Moving into the Hall we see, on the right, a classically-detailed mantlepiece above which is a portrait of Queen Elizabeth. Opposite is the Grinling Gibbons style plaque which lists all the Governors of Newfoundland from the time of Henry Osborne in 1729.
Above is the first of a series of ceilings by Alexander Pindikowsky, a Polish fresco-painter who, having been convicted of forgery, did part of his sentence working here and in the Colonial Building.
The crossing of the Hall and the Passage becomes a kind of sacred space for here stand the colours of the Royal Newfoundland regiment. The original colours, which were presented in World War I, are set in the niche.
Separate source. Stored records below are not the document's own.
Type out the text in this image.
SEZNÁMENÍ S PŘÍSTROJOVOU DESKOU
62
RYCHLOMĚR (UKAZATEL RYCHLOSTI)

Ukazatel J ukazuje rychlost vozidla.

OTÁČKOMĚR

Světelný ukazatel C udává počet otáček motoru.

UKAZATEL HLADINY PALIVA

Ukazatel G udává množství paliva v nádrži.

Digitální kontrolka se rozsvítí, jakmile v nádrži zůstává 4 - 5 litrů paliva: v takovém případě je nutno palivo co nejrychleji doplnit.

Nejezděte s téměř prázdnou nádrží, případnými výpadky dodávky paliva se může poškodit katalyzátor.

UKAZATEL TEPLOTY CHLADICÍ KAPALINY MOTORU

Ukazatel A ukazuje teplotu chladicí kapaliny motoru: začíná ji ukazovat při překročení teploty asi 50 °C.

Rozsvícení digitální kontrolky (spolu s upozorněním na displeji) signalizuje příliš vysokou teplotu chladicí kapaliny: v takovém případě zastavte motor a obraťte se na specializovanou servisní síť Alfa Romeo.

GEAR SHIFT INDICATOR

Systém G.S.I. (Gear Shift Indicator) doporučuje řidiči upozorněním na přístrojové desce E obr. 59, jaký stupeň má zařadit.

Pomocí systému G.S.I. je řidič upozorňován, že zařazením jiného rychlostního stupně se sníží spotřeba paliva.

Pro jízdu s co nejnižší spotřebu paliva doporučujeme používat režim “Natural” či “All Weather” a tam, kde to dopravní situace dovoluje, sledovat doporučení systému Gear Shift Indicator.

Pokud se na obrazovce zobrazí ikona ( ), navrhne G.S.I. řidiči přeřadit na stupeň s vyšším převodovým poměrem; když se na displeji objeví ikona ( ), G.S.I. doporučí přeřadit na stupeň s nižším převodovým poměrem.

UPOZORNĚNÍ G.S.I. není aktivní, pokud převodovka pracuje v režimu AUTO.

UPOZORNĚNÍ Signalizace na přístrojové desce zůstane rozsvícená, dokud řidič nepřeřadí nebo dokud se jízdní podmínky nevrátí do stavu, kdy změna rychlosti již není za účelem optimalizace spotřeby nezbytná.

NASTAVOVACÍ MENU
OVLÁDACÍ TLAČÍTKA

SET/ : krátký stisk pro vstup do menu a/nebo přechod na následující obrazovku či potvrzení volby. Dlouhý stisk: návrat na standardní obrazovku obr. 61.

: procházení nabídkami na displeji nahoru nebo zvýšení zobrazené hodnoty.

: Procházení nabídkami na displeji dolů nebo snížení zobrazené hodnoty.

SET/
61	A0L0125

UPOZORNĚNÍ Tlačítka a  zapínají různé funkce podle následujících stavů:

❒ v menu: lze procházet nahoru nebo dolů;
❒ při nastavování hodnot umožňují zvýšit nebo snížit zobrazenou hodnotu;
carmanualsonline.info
Lighting the Passage is an oval gallery above which is a domed skylight. The walls and doors of the rooms above which face on the gallery are curved to enhance the effect of the space.
At the eastern end of this passage, beside the Lieutenant-Governor's Office, is a superbly delicate semi-circular staircase leading to the upper floor with masonry steps, cast-iron balusters and a mahogany rail. This was, not surprisingly, one of the features that contributed to the cost of the building; now we would say it contributed more to the elegance of Government House.